Il 7 dicembretorna al Teatro alla Scala dopo 112 anni Madama Butterfly di Puccini, alla cena di gala sarà il momento del risotto dedicato al maestro

Alla prima manca poco, mercoledì 7 dicembre si accenderanno le luci e tutti gli invitati faranno il loro ingresso al Teatro alla Scala per vedere Madama Butterfly di Giacomo Puccini. Una serata sotto i riflettori, dove le signore faranno a gare per presentarsi con il miglior abito e con l’accompagnatore più elegante. La prima alla Scala non è solo mondanità, ma è un evento culturale tra i più importanti in Italia.

Lo chef Maurizio Riva ha voluto creare un piatto pensando alle passioni di Giacomo Puccini

Madama Butterfly torna dopo 112 anni, sì perché la versione scelta è quella dell’esordio, scritta da Puccini nel 1904. Un’opera in due atti, ricca di pathos, che racconta una tragedia giapponese, di un matrimonio farsa tra una giovane giapponese e un militare americano senza scrupoli, una storia che finirà con la morte della giovane sposa. Uno spettacolo che sarà diretto da Riccardo Chailly con la regia di Alvis Hermanis, quest’ultimo ha partecipato anche alla scenografia, realizzata con alcune tra i più importanti quadri giapponesi. Un collegamento con la mostra a Palazzo Reale dedicata a Katsushika Hokusai.

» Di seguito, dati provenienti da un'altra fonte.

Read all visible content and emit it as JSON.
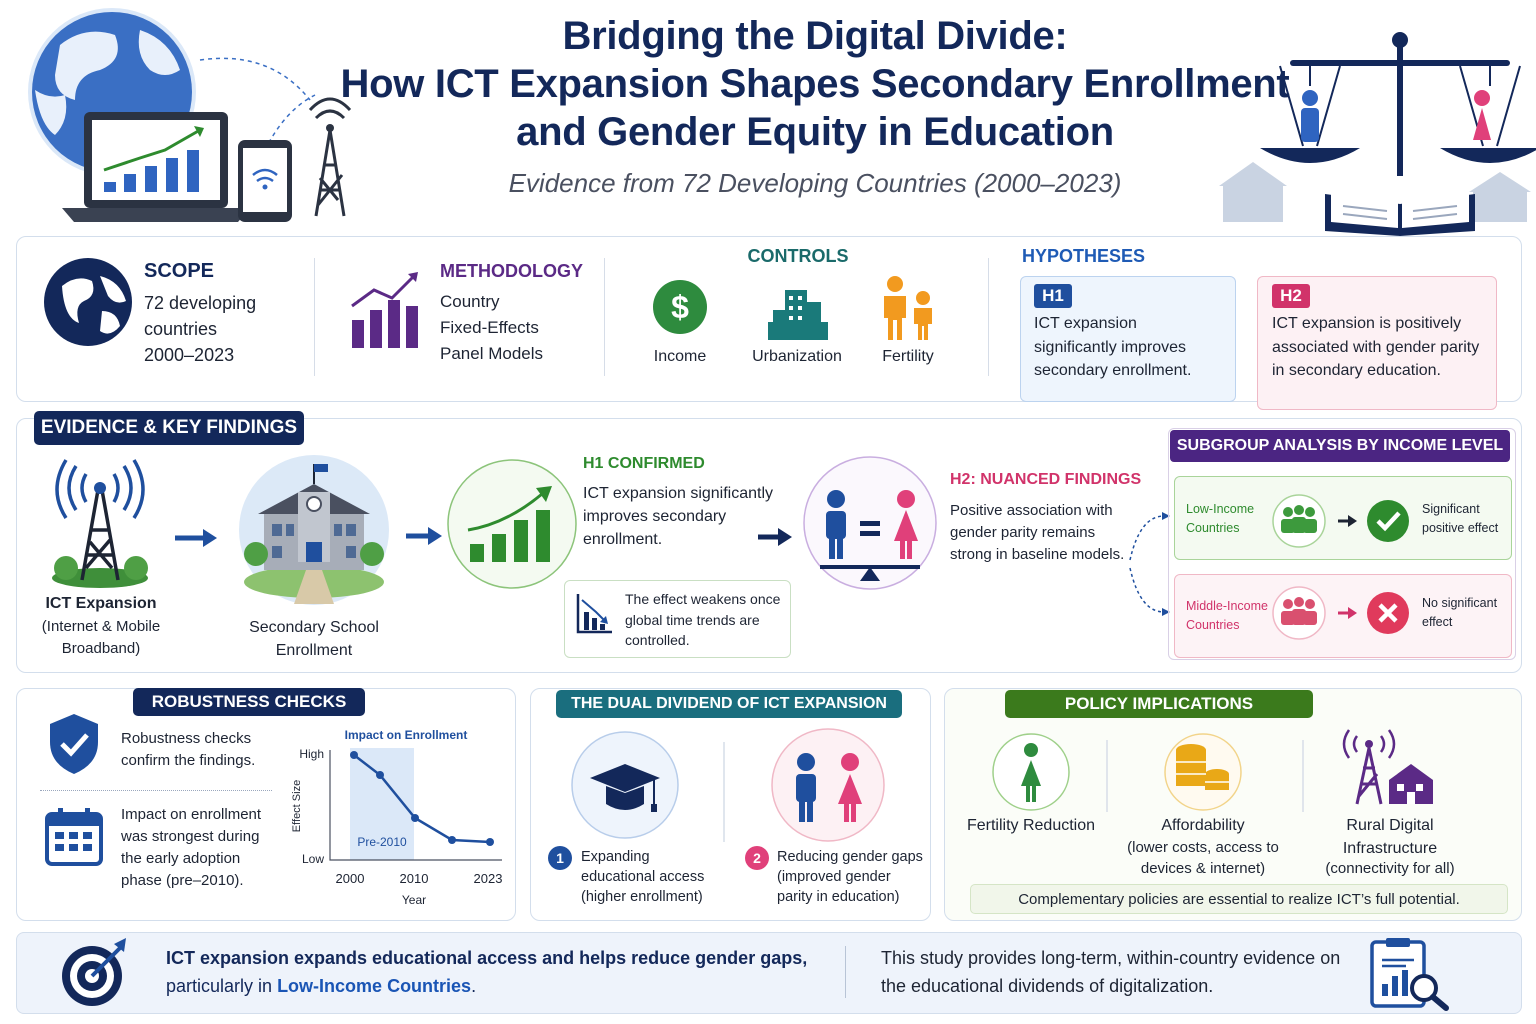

Al termine della rappresentazione si terrà la tradizionale cena, che quest’anno sarà nelle bellissime sale di Palazzo Spinola sede della Società del Giardino di Milano. La cena sarà realizzata dallo chef del Caffè Scala, Maurizio Riva. Sarà come sempre una cena particolare, studiata sin nei minimi particolari. Per esempio sarà servito un risotto al lucioperca, con cavolo nero e mirtilli. Sarà usato per l’occasione il Riso Gallo Gran Riserva, una selezione di carnaroli che viene fatta invecchiare un anno in silos, così da permettere a questo riso di esprimere il massimo. La ricetta è stata studiata come omaggio a Giacomo Puccini, un uomo che la storia ci descrive come amante della caccia e della pesca, della vita lontano dal trambusto della città, delle lunghe passeggiate a cavallo immerso nella natura. Questo risotto esalta questo mondo, con dei contrasti di sapori semplici e genuini.

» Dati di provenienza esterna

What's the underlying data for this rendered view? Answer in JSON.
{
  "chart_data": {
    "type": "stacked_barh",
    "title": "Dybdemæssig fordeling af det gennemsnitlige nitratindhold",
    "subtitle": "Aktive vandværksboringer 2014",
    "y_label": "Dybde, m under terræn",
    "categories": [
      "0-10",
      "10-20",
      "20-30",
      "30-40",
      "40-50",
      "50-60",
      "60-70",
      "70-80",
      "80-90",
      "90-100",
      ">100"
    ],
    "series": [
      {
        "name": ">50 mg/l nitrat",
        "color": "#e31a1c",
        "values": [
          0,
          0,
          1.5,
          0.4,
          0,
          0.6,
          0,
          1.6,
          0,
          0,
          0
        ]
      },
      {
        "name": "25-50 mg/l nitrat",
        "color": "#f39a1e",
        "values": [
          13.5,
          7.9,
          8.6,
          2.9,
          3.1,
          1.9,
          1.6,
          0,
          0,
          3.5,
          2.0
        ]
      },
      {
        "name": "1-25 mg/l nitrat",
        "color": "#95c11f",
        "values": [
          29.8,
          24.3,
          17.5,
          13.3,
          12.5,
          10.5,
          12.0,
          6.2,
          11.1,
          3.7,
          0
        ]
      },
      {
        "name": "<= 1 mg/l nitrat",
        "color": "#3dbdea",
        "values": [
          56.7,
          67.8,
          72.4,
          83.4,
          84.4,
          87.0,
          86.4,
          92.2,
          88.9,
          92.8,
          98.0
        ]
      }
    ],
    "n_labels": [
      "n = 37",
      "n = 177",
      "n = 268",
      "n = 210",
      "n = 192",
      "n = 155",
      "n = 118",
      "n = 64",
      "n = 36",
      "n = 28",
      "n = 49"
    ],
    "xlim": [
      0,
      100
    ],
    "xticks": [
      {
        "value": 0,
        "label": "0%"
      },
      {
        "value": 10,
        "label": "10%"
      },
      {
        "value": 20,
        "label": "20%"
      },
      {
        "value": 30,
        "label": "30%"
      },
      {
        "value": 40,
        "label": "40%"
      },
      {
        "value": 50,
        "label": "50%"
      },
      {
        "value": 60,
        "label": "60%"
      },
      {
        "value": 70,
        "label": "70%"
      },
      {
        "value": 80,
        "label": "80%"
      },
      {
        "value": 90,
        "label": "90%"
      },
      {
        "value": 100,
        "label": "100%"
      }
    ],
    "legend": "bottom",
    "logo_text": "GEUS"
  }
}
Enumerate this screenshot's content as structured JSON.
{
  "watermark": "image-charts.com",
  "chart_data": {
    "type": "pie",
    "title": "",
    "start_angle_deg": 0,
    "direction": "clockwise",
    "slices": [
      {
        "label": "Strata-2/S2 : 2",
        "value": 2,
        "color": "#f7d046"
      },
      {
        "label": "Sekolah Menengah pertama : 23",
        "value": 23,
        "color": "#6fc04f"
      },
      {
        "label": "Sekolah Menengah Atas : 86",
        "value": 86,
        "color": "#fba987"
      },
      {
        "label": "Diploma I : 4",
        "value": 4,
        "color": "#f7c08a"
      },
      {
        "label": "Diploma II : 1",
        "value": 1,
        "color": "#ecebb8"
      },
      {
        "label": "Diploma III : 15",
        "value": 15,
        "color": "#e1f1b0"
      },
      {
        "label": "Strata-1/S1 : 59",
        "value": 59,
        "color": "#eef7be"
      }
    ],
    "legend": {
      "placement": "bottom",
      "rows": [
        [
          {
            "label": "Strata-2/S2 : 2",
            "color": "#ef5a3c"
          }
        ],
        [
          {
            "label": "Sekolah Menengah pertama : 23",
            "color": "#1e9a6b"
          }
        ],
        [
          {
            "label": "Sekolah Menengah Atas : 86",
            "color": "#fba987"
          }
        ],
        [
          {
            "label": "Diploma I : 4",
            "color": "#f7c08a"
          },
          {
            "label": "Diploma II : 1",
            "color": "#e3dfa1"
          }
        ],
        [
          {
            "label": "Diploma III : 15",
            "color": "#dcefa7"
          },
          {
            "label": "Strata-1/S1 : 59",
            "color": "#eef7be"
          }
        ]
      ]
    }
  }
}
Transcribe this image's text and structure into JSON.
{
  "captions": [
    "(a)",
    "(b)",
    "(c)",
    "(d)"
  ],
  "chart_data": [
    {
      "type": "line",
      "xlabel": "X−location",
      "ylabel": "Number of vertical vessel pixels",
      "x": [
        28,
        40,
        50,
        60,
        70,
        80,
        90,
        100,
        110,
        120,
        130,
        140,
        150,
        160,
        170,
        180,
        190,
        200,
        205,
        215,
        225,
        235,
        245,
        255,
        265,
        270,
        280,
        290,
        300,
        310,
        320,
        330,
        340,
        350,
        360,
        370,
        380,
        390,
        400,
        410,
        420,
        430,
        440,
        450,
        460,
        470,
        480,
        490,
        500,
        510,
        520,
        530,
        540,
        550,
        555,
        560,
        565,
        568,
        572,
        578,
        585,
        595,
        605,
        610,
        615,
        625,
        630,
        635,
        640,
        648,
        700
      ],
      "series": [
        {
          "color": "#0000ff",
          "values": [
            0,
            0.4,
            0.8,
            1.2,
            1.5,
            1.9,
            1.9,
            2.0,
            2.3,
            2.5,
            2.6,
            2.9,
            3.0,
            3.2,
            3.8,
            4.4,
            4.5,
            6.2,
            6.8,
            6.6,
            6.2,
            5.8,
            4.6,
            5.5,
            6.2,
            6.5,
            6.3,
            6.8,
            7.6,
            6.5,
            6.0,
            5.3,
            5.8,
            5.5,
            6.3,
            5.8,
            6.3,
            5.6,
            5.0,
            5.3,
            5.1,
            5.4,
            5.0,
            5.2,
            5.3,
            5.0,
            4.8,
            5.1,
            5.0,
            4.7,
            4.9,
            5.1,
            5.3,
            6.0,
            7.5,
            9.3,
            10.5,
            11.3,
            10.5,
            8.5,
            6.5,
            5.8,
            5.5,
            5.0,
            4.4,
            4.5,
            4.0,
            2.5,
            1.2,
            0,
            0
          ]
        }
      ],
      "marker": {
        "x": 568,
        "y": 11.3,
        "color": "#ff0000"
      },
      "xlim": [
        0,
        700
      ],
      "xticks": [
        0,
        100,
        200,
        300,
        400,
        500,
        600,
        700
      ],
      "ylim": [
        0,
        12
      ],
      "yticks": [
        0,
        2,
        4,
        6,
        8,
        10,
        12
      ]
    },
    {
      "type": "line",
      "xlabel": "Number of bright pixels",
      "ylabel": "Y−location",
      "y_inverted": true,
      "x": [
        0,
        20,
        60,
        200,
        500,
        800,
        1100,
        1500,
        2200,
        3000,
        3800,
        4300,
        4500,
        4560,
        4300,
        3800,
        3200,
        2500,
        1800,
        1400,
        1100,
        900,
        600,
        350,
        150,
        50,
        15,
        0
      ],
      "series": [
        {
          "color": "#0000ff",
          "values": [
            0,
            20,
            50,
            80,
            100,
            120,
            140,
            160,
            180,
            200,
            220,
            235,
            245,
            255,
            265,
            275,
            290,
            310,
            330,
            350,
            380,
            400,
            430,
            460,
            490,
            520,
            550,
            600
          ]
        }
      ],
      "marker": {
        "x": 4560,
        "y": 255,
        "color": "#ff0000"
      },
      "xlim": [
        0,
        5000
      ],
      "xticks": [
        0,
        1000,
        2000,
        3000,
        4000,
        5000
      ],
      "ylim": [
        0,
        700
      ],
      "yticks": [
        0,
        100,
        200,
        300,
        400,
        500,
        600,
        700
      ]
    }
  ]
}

Gli invitati alla cena, oltre al prodotto della Riso Gallo, potranno assaggiare una selezione di cinque vini della Cantina Bellavista, in particola Vendemmia brut 2010 Madama Butterfly, un vino pensato proprio per la prima scaligera. Un sodalizio che dura da diversi anni tra questa cantina della Franciacorta e il Teatro alla Scala, che può contare anche sulla partecipazione come sponsor dell’acqua Ferrarelle e del caffè Kimbo. Tutto è dunque pronto per rendere la prima una serata indimenticabile, sia sotto l’aspetto culturale sia gastronomico.

Risotto Gran Riserva Gallo al lucioperca, con cavolo nero e mirtilli

Ingredienti per 4 persone

  • Riso Gallo Gran Riserva 300 g
  • un limoni
cavolo nero 500 g
lucioperca 700 g
  • burro 80 g
grana grattuggiato 50 g
  • olio evo
mirtilli 100 g
porto 1 dl
zucchero 40 g
  • brodo di verdure qb
sale e pepe qb

Procedimento

  1. Caramellare i mirtilli con lo zucchero, il burro e liquore porto.
  2. Prendere una parte delle foglie di cavolo nero e sbollentarle in acqua zuccherata, poi metterle nell’essicatore per 6 ore.
  3. Sfilettare e spinare il lucioperca, tagliarlo a piccoli dadi e cuocerlo con l’olio. A cottura ultimata aggiungere sale, pepe, origano e un poco di scorza di limone.
  4. A parte preparare il riso tostandolo molto bene nel burro e bagnarlo con vino bianco secco. Una volta asciutto iniziare la cottura con il brodo di verdure precedentemente preparato
  5. Dopo 10 minuti aggiungere il cavolo nero sbollentato e tagliato finemente e un poco di scorza di limone.
  6. A cottura ultimata mantecare con l’olio evo.

Composizione del piatto

  1. Stendere il risotto su un piatto.
  2. Decorare al centro con i mirtilli caramellati.
  3. Aggiungere i dadetti di lucioperca e le foglie di cavolo nero essiccate.